FX round-up: Traders step aside ahead of ECB meeting
Currency markets were for the most part quiescent on Monday, despite the gyrations seen in the major equity and sovereign debt markets, as traders stood aside ahead of this week’s European Central Bank policy meeting and Friday’s US non-farm payrolls report.
Thus, the euro/dollar edged higher by 0.05% to 1.2689.
Even so, the fact remains that all is not quite well in the Eurozone’s periphery as the social stress inflicted by the financial crisis has left a clear imprint on the local politics.
In that regard, many market watchers were closely following everything related to the bid for independence by nationalists in Spain’s north-eastern region of Catalonia.

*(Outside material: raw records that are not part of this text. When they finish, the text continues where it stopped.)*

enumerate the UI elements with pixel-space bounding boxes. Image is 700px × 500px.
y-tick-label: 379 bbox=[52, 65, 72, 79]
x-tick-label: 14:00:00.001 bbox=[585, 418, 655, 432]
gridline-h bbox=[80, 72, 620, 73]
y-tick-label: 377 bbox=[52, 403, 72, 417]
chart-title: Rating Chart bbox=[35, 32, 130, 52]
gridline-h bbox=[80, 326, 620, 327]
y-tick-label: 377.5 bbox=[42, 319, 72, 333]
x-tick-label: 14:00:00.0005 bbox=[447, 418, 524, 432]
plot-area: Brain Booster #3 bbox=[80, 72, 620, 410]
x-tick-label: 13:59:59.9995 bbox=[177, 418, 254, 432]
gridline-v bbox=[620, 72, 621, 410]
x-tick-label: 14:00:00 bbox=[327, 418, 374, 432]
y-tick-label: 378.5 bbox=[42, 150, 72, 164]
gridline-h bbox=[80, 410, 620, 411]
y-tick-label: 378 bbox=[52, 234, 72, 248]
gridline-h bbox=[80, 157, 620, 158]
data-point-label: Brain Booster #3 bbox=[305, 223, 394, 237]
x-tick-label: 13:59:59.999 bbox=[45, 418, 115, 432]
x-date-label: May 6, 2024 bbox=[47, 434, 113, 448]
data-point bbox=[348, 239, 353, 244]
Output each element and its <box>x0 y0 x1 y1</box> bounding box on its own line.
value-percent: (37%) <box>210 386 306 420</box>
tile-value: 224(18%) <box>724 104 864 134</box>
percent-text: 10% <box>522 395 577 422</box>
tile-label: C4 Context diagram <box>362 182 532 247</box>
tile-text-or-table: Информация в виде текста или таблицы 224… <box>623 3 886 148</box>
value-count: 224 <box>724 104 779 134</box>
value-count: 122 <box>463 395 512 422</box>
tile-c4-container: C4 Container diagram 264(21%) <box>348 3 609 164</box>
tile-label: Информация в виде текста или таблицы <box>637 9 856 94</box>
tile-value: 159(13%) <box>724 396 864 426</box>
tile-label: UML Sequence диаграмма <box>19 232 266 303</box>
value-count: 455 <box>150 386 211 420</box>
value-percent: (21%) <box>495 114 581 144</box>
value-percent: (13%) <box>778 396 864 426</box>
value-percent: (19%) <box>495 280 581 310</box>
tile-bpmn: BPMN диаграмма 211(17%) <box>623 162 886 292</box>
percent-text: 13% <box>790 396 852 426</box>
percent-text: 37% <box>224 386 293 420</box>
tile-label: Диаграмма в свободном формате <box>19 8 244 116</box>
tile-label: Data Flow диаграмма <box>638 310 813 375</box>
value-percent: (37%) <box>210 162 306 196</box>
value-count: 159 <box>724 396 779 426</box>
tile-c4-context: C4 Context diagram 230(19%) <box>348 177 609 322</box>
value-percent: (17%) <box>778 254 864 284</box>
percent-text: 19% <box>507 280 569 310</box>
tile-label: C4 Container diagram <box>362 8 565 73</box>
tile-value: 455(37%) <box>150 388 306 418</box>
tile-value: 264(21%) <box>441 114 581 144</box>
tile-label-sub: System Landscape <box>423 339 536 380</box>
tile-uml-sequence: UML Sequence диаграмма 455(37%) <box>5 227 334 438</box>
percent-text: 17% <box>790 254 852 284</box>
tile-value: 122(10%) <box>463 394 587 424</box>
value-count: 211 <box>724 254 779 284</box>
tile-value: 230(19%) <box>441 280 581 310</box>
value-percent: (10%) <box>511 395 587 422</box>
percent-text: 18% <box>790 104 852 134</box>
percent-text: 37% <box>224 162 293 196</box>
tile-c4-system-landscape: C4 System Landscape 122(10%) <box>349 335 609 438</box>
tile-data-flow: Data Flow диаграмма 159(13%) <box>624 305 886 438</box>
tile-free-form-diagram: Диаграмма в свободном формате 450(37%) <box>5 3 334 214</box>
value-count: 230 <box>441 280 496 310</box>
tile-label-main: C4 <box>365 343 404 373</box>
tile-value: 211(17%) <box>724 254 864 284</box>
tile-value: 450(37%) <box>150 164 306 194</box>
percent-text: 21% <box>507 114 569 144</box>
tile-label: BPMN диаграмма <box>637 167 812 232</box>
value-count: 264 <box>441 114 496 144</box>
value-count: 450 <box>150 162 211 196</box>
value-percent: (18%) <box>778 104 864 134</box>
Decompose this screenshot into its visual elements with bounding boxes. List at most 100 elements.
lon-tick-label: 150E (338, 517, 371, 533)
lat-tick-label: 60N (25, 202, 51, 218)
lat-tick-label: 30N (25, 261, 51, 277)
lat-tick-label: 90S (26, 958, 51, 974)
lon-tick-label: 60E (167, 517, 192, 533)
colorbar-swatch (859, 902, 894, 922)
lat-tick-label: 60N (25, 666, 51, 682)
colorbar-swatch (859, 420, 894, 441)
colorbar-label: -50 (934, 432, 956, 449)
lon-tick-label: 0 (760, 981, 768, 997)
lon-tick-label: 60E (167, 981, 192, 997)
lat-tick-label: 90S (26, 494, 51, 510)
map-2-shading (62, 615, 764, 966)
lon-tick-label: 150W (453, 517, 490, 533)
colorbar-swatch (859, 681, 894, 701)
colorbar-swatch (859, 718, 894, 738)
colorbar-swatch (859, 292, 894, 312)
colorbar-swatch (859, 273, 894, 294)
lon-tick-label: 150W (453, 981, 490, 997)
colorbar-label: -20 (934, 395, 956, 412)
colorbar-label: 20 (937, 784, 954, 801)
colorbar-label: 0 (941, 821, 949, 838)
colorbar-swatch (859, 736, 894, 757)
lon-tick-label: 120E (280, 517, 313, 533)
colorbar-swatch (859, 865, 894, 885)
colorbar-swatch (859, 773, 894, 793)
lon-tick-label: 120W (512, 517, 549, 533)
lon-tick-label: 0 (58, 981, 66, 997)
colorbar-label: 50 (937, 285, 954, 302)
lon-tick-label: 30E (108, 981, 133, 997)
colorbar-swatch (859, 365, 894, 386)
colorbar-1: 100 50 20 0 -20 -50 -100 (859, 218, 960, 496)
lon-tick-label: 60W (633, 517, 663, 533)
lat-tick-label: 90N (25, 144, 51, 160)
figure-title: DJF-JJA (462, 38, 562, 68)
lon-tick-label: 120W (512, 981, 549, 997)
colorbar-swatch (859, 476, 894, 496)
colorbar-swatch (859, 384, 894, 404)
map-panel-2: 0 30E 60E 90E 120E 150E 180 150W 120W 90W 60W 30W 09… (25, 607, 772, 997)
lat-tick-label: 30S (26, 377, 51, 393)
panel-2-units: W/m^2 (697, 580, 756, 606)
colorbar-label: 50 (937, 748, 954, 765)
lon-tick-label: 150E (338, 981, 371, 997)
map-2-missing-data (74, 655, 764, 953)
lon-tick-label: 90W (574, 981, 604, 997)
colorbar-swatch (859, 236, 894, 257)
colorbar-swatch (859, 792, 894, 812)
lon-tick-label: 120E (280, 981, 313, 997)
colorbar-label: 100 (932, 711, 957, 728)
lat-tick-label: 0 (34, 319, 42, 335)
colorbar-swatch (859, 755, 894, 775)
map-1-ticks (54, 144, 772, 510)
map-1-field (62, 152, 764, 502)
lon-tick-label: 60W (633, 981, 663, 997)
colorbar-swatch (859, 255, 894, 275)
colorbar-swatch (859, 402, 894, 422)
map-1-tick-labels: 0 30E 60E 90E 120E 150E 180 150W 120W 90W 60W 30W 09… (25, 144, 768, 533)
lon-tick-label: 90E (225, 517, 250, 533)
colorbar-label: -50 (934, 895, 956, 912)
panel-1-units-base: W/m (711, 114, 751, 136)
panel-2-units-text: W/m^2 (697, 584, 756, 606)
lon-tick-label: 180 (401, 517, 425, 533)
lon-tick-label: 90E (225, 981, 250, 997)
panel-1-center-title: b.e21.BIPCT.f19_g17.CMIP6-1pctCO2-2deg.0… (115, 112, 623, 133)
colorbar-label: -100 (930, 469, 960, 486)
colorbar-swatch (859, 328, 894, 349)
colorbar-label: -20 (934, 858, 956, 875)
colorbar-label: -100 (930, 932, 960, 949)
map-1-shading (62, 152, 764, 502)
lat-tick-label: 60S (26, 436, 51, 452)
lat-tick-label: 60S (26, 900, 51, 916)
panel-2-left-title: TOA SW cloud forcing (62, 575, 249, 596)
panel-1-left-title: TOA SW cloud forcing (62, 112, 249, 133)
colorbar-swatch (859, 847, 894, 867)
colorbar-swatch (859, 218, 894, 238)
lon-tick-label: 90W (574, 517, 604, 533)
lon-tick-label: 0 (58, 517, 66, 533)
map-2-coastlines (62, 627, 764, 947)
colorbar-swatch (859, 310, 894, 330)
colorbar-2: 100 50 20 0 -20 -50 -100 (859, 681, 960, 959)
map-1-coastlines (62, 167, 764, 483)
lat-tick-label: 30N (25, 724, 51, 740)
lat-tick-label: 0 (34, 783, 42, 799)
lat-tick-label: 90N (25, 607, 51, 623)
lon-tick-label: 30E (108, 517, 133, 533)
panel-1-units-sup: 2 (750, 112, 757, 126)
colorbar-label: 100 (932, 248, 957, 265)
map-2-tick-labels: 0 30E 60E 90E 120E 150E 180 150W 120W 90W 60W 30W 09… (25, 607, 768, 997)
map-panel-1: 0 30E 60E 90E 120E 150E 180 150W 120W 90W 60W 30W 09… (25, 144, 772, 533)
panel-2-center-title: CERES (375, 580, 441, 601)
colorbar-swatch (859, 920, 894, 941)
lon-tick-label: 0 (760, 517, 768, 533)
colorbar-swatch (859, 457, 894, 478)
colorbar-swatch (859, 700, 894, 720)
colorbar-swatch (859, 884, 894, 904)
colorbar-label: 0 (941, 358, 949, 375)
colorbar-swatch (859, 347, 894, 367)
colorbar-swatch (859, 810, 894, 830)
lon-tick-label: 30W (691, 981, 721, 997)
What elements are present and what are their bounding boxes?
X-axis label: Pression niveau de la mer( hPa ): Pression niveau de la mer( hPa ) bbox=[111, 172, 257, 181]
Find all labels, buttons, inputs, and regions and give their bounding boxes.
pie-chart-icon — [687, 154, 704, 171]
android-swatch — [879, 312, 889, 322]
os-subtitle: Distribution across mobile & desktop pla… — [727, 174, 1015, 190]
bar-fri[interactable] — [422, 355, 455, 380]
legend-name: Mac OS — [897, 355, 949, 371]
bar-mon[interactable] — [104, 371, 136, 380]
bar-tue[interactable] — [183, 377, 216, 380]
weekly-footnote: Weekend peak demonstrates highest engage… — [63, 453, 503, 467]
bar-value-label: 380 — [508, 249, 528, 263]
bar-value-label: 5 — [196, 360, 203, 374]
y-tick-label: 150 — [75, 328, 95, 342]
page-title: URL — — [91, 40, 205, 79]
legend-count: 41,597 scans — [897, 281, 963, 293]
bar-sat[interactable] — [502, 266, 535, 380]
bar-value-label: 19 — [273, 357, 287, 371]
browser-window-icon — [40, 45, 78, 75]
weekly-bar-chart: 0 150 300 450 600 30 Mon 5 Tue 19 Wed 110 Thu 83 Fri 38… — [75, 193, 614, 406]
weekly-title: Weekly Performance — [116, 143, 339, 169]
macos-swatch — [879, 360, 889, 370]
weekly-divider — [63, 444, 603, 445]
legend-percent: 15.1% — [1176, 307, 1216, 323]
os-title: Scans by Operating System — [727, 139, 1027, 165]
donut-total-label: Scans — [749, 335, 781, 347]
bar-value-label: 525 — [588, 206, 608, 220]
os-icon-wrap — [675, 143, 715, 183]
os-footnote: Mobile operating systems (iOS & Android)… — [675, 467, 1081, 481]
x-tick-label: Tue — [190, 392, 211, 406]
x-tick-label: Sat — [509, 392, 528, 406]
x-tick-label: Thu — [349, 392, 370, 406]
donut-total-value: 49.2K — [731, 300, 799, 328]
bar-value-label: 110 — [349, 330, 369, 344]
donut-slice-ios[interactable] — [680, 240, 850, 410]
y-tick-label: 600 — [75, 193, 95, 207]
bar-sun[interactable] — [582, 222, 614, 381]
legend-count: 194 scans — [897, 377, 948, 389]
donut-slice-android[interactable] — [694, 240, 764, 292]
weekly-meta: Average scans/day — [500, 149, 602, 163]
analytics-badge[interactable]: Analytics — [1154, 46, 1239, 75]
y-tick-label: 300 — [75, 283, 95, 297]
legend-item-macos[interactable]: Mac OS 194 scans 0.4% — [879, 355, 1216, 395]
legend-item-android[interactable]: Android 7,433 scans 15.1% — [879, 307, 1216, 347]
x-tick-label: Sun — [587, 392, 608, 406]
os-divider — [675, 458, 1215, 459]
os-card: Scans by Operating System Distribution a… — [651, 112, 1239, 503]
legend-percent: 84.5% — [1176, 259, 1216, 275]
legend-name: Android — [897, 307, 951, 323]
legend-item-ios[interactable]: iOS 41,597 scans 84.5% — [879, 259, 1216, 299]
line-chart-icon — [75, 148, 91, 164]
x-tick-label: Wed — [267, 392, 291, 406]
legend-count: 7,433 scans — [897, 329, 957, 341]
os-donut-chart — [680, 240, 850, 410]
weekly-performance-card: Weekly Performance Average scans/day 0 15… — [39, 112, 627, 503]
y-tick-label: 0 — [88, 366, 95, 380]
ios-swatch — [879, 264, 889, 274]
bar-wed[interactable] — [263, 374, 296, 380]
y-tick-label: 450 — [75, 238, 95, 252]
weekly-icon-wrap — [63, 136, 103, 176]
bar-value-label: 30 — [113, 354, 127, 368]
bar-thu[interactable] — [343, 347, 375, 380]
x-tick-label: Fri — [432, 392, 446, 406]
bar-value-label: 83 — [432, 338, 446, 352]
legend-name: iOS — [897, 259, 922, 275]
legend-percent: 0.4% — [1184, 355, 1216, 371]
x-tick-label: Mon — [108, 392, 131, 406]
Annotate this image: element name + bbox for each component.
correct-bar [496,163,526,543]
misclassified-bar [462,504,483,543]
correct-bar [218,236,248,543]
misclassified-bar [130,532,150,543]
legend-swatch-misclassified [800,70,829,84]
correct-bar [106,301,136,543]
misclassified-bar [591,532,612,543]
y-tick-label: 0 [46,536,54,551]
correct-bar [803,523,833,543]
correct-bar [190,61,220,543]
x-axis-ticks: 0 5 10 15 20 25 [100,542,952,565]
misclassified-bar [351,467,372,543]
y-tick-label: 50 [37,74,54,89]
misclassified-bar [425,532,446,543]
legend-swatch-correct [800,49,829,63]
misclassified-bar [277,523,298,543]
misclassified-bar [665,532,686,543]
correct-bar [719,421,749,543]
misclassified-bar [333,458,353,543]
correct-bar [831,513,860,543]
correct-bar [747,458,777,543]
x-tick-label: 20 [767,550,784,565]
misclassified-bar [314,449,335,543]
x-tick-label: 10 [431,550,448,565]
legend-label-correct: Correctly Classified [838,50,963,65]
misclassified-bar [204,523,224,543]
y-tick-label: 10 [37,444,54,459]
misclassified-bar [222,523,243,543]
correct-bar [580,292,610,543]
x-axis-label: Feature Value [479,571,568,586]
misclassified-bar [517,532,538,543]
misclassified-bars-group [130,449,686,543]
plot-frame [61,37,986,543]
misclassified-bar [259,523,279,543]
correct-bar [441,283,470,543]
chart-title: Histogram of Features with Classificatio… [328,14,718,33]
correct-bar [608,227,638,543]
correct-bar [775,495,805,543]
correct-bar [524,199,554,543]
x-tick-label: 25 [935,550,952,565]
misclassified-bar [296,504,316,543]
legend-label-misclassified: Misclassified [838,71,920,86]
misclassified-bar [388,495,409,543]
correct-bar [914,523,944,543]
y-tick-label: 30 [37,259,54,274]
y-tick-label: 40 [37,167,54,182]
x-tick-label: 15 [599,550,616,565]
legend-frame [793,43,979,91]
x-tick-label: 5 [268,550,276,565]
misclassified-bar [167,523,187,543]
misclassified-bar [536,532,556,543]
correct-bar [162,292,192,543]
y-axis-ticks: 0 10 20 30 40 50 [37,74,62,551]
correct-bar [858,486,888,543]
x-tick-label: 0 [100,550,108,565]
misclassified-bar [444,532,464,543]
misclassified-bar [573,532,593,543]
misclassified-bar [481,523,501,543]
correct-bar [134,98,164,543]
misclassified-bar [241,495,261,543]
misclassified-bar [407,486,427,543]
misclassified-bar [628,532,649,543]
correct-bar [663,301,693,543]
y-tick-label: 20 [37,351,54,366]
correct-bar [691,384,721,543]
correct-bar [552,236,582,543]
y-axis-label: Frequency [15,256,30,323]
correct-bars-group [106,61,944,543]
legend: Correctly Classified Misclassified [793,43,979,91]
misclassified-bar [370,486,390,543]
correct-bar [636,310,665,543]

Over the weekend the president of Spain’s autonomous region of Catalonia called a 9 November referendum the region.
Any vote would not be legally binding, at least in theory, but even the prospect of one ruffled some feathers in debt markets.
To take note of, the yield on Greek 10-year bonds jumped by 34 basis points to 6.51%, their largest increase in four months, ahead of a meeting between authorities in Athens and the country’s creditors tomorrow.
The flow of economic data Stateside was slightly better than expected. In August personal incomes and spending in the US increased by 0.3% and 0.5%, respectively, on the month, versus consensus estimates for readings of 0.3% and 0.4%, respectively.
In parallel, The National Association of Realtors’ (NAR) index of US pending home sales (PHI) fell at 1% clip month-on-month in August to hit 104.7. The consensus estimate had been for a drop of 0.5%.
However, the previous month’s variation was revised sharply higher, to show a rise of 3.2%.
For his part, speaking to CNBC the President of the Federal Reserve bank of Chicago, Charles Evans, argued the central bank ought to wait until it is sure that the economy can sustain its momentum to carry out its first interest rate increase.
Dollar/yen was to be seen 0.37% higher at 109.53 by the end of the session.